Today on the book review café I’m hosting the blog tour for S5 Uncovered by James Durose-Rayner, and I have a fascinating guest post from the author. S5 Uncovered certainly sound like an intriguing read especially as it’s based around true events
I know S5 Uncovered is about the lower echelons of the city’s underworld – but in all honesty its city centre is quite a nice vibrant place and without sounding like a poor man’s travel guide here goes…..
My favourite Curry House is on The Wicker.
A story here: In 1994 we were going to a curry house on Attercliffe Road (once/twice a week) called Zeenat’s. It was opposite some industrial tool place and a massage parlour – I know – very ‘salubrious’ surroundings; however, the food was quite decent.
One of the waiters – a certain Mohammed Khalid told us of his friend opening a Curry House on The Wicker called the Gulshan Balti House. Me, my wife and both kids were invited to its opening day. We thought it was a nice gesture; however, the said Mr. Khalid wasn’t all he was cracked up to be and had used his friend opening a restaurant to get our phone number, and whilst I was at work he was making play for my wife – true story and what a wanker. Write what you know.
Nevertheless, whilst Mr. Khalid was frustrating himself by barking up the wrong tree so to speak – Quashi – the owner and I became friends – not great friends, but friends, and whilst introducing us to a variety of Kashmiri dishes I mentioned that I’d had to have a few words with Khalid asnd as that was the case we never saw him again.
Quashi ended up selling his restaurant and moving across the road. He now owns Chamans – possibly the greatest curry house I’ve been in – and I’ve been in a few.
There is a downside to The Wicker. Try not to venture off the main thoroughfare between the city centre and Burngreave as it can be quite a dangerous place.
The busy London Road links the city with the Heeley Bridge area of the city. It is a vibrant area filled with every different kind of eatery. West Street is an upmarket version of London Road and is frequented by students from the city’s university. Again, a really nice place and if you fancy a meal – you are spoiled for choice.
Oughtibridge is a beautiful stone built village in north Sheffield – just five minutes’ drive from the ‘Cross. It is quite hilly and the River Don meanders through its valley. It’s a really nice area – so much so we were once thinking of moving there.
One of the career criminals I based one of my characters on in S5 actually lived there. He’s currently doing 26 years for a murder he didn’t commit. He might have known about it, but he certainly didn’t commit it.
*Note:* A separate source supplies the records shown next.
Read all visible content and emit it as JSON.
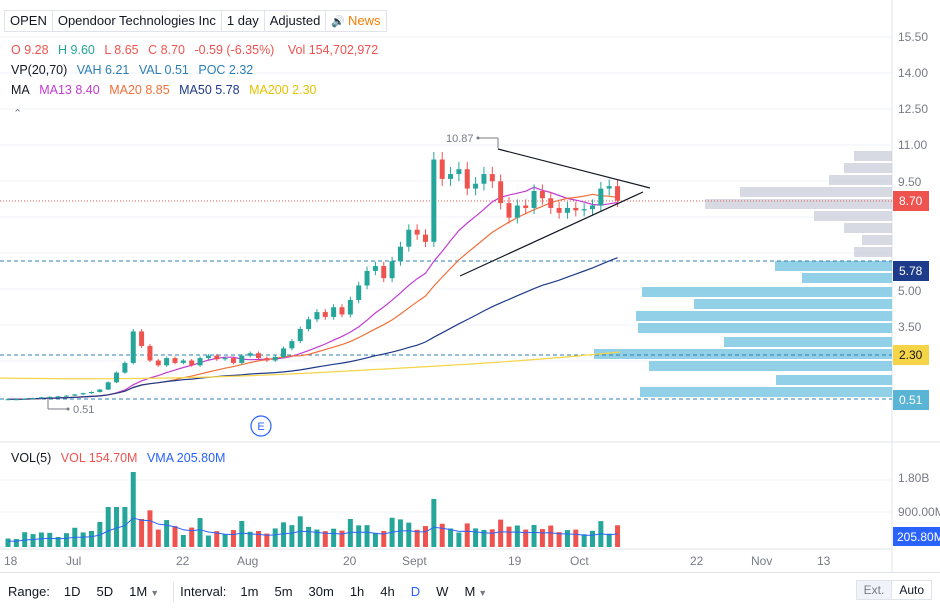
{
  "header": {
    "symbol": "OPEN",
    "company": "Opendoor Technologies Inc",
    "interval": "1 day",
    "adjustment": "Adjusted",
    "news_label": "News"
  },
  "legend": {
    "open": "O 9.28",
    "high": "H 9.60",
    "low": "L 8.65",
    "close": "C 8.70",
    "change": "-0.59 (-6.35%)",
    "volume": "Vol 154,702,972",
    "vp_name": "VP(20,70)",
    "vah": "VAH 6.21",
    "val": "VAL 0.51",
    "poc": "POC 2.32",
    "ma_name": "MA",
    "ma13": "MA13 8.40",
    "ma20": "MA20 8.85",
    "ma50": "MA50 5.78",
    "ma200": "MA200 2.30",
    "vol_name": "VOL(5)",
    "vol_value": "VOL 154.70M",
    "vma": "VMA 205.80M"
  },
  "price_axis": [
    "15.50",
    "14.00",
    "12.50",
    "11.00",
    "9.50",
    "5.00",
    "3.50"
  ],
  "price_badges": {
    "last": "8.70",
    "ma50": "5.78",
    "ma200": "2.30",
    "val": "0.51"
  },
  "volume_axis": [
    "1.80B",
    "900.00M"
  ],
  "volume_badge": "205.80M",
  "time_axis": [
    "18",
    "Jul",
    "22",
    "Aug",
    "20",
    "Sept",
    "19",
    "Oct",
    "22",
    "Nov",
    "13"
  ],
  "annotations": {
    "high_label": "10.87",
    "low_label": "0.51",
    "earnings_label": "E"
  },
  "toolbar": {
    "range_label": "Range:",
    "ranges": [
      "1D",
      "5D",
      "1M"
    ],
    "interval_label": "Interval:",
    "intervals": [
      "1m",
      "5m",
      "30m",
      "1h",
      "4h",
      "D",
      "W",
      "M"
    ],
    "active_interval": "D",
    "ext_label": "Ext.",
    "auto_label": "Auto"
  },
  "colors": {
    "up": "#26a69a",
    "down": "#ef5350",
    "ma13": "#c23bd4",
    "ma20": "#f0703a",
    "ma50": "#1e3a8a",
    "ma200": "#f5d547",
    "vp": "#7ec8e3",
    "vp_va": "#c9ccd9",
    "accent": "#2962ff"
  },
  "chart_data": {
    "type": "candlestick",
    "ohlc_approx_close": [
      0.5,
      0.5,
      0.52,
      0.55,
      0.58,
      0.6,
      0.62,
      0.65,
      0.7,
      0.75,
      0.8,
      0.9,
      1.2,
      1.6,
      2.0,
      3.3,
      2.7,
      2.1,
      1.9,
      2.2,
      2.0,
      2.1,
      1.9,
      2.2,
      2.3,
      2.15,
      2.2,
      2.0,
      2.3,
      2.4,
      2.2,
      2.1,
      2.25,
      2.6,
      2.9,
      3.4,
      3.8,
      4.1,
      3.9,
      4.3,
      4.0,
      4.6,
      5.2,
      5.8,
      6.0,
      5.5,
      6.2,
      6.8,
      7.5,
      7.3,
      7.0,
      10.4,
      9.6,
      9.8,
      10.0,
      9.2,
      9.4,
      9.8,
      9.5,
      8.6,
      8.0,
      8.5,
      8.4,
      9.1,
      8.8,
      8.4,
      8.2,
      8.4,
      8.3,
      8.35,
      8.5,
      9.2,
      9.3,
      8.7
    ],
    "ma13": [
      8.4
    ],
    "ma20": [
      8.85
    ],
    "ma50": [
      5.78
    ],
    "ma200": [
      2.3
    ],
    "volume_last": "154.70M",
    "ylim": [
      0.3,
      15.5
    ]
  }
}
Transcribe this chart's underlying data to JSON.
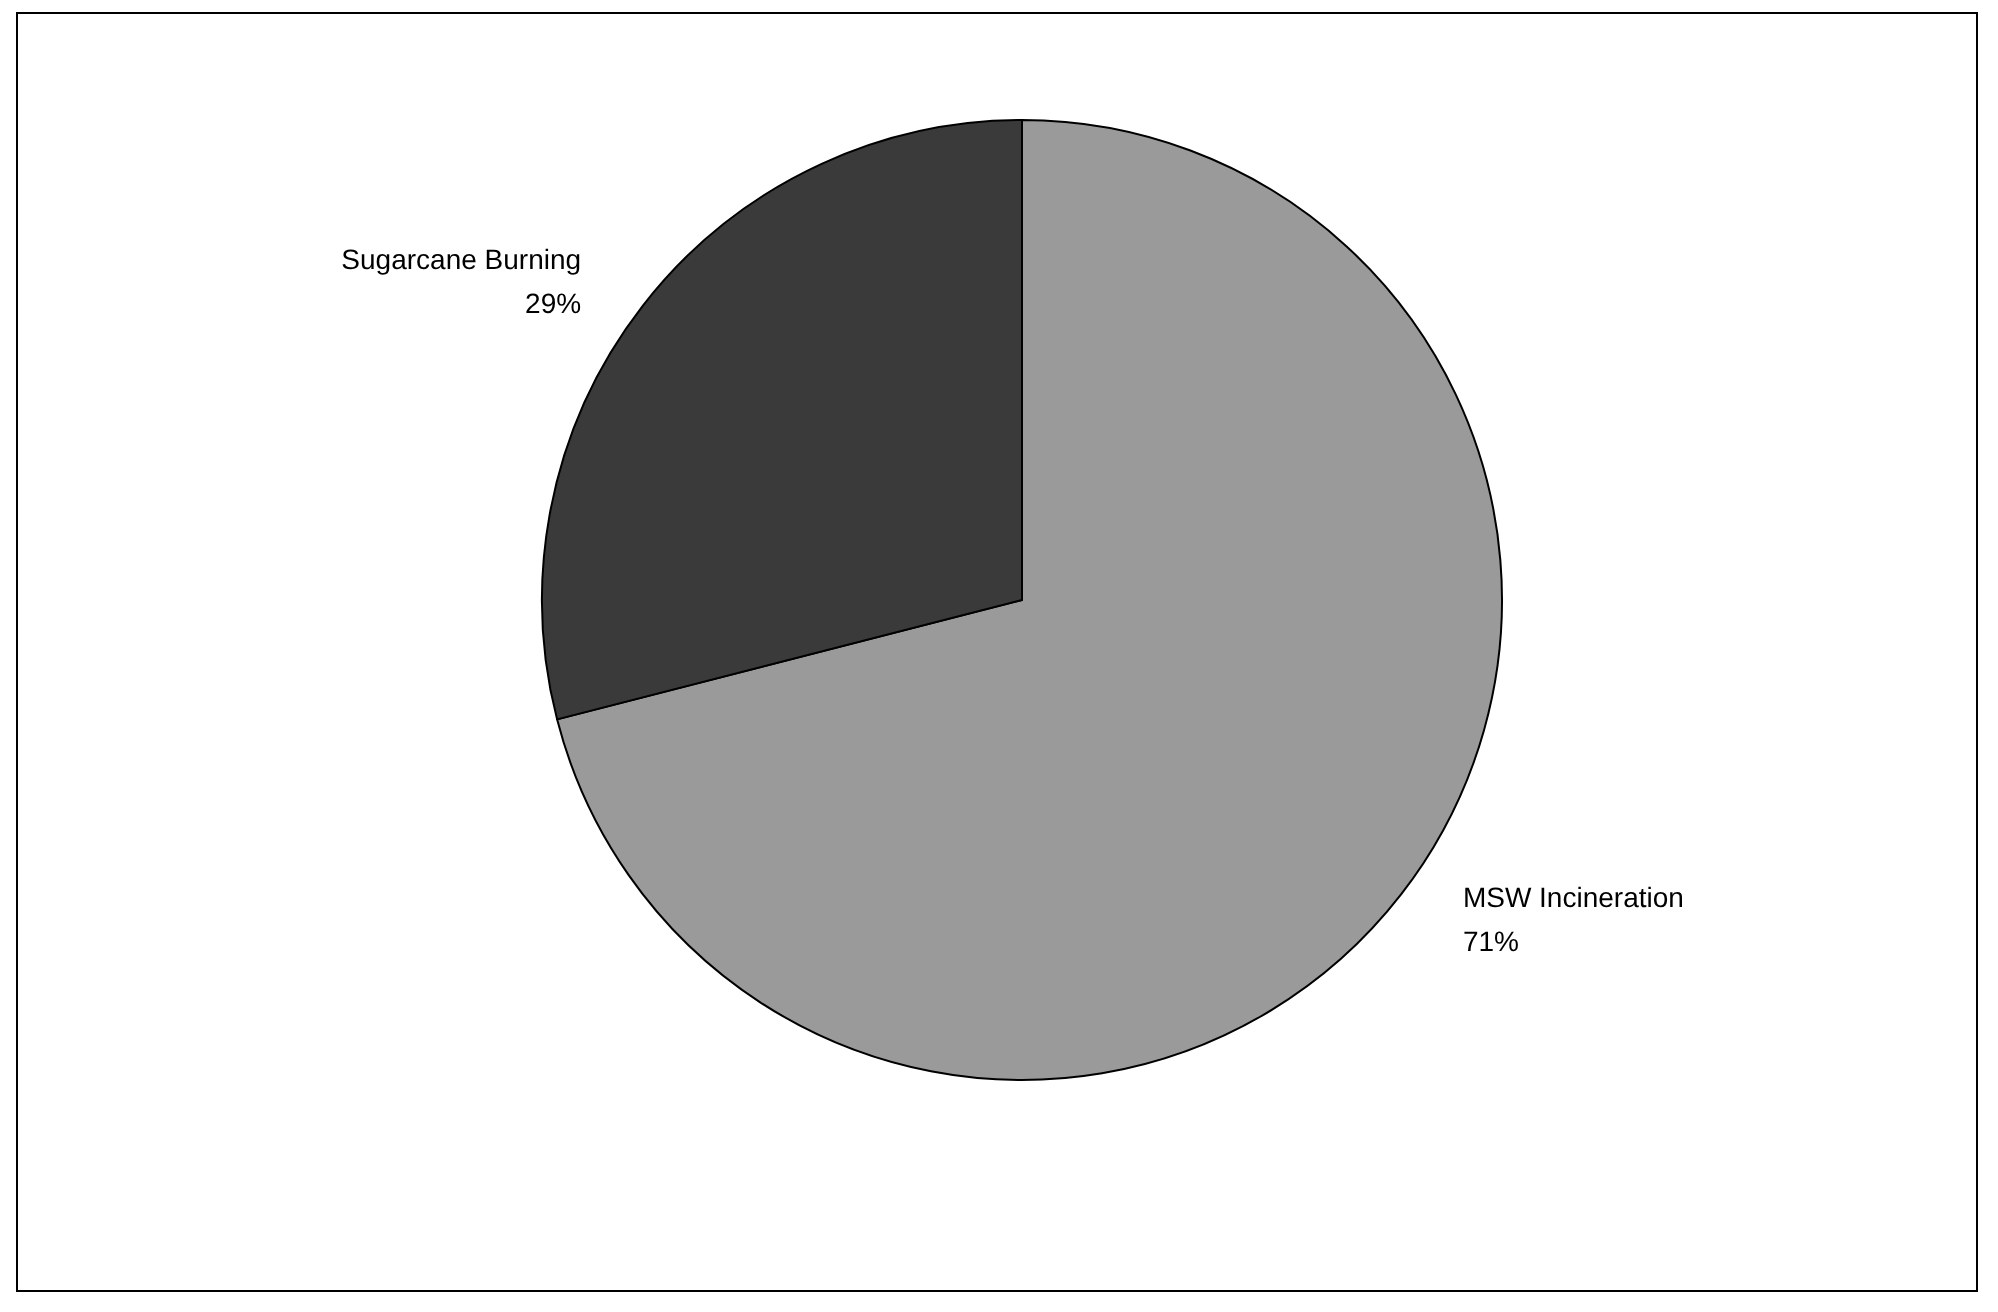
{
  "chart_data": {
    "type": "pie",
    "categories": [
      "MSW Incineration",
      "Sugarcane Burning"
    ],
    "values": [
      71,
      29
    ],
    "value_labels": [
      "71%",
      "29%"
    ],
    "colors": [
      "#9a9a9a",
      "#3a3a3a"
    ],
    "legend": false
  }
}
Meadowhall is the Americanised shopping centre and mega mall which you can see from the M1 motorway at Tinsley Viaduct. It’s as good a shopping centre as anywhere in the UK and close-by are other retail outlets such as the one on the A6178 at Carbrook – which is home to Carbrook Hall – supposedly the most haunted pub in Britain.
Wortley Hall. The stately home for the working class just off the A616 Stocksbridge bypass. It is a lovely building standing in its own grounds, where I ‘sort of’ lived during something unpleasant happening in our lives. Again, you write what you know and draw from your own experiences.
About the author
James Durose-Rayner has over twenty years’ experience in journalism. He is a member of the Writer’s Guild and the editor of NATM, the UK’s leading specialist civil engineering journal. His writing has been featured in over 210 magazines and his debut indie-novel, S63: Made in Thurnscoe, published in 2001, received positive reviews. In 2015, I Am Sam (Clink Street Publishing) and itv Seven (New Generation Publishing) followed to more affirmative acclaim. Durose-Rayner currently divides his time between the UK and Cyprus.
Links to the author
Based around a series of true events. The BBC’s current affairs programme ‘Panorama’ undertook a sixty minute documentary / exposé surrounding an elite government task force that went undercover in Sheffield over a period of twelve months. Their remit was to use the Proceeds of Crime Act to fill up the police federations coffers using illegally gained intelligence, on one hand overlooking – and in some cases encouraging – major criminal activity such as murder, kidnap and torture; whilst on the other, surreptitiously acquiring pre-bargained guilty pleas from defendants then reneging on deals, which culminated in some of the heaviest sentences ever handed out in the UK. But the programme was never aired.